The story isn’t even that enjoyable, and mostly serves as additional tutorials to reinforce lessons already learned in the opening tutorial interspersed with the obligatory Disney-cute cutscenes. Navigating the interactive scenes (menus) can be a bit of a challenge as you swipe to pan and make mid-air pinching motions with both hands to zoom in and out in search of 70 blue magic fragments hidden throughout the game. Thankfully, the motion tracking is much better (nearly flawless) once you are actually playing the game, but prepare for lengthy load times to start and restart each music track.

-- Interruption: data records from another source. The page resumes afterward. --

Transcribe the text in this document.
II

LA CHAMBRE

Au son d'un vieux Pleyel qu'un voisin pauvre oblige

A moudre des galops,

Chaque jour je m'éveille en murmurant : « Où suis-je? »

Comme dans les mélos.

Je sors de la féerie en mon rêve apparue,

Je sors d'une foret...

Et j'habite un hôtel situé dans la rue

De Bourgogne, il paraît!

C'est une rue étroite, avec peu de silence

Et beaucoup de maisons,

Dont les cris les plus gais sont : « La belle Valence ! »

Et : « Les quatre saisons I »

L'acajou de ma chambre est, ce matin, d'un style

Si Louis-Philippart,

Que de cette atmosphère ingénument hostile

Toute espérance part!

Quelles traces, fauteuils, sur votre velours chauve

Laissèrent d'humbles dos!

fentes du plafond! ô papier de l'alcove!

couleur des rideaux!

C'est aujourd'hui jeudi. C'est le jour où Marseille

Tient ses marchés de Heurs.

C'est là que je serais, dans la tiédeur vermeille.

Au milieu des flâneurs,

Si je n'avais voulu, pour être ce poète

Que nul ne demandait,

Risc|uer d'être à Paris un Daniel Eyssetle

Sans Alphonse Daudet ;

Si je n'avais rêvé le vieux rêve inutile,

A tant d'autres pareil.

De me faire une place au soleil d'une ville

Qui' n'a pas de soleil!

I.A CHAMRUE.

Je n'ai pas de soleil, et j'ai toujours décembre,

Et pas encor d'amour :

Perhaps the coolest feature of the Fantasia is the song selection; not so much the tracks themselves but in the way you can dynamically remix them with a variety of instrumentation, thus changing the tone and even the very genre of the music. I haven’t had this much fun remixing music since DJ Hero, and there are Composition Spells that allow you to create your own samples and save your favorite creations to be used in other songs. You can even upload your custom mixes to YouTube right from the game.
Thankfully there is a Party Mode option that allows you to unlock and experience the complete game and all the songs and features without slogging through the campaign. If you choose this option all challenges and achievements are disabled, so you will eventually have to endure the story mode if you are achievement hunting, but at least you have some sort of access to the complete game from the start. I’m not sure this makes the best party game though. The very nature of flailing arms and punching motions in close quarters is as problematic as it sounds unless you have a large play space.
The Disney charm is lacking on this title but there is no denying the excellent song list and even better DLC. I was totally sucked into Fantasia: Music Evolved right up to the point where I hit that first progression wall and realized what was lying ahead for me if I wanted to fully complete all the challenges, earn all the stars, and check off a few achievements. The Kinect gameplay is pure genius, but the linear and repetitious campaign is a tough hill to climb for all but the most enthusiastic of players.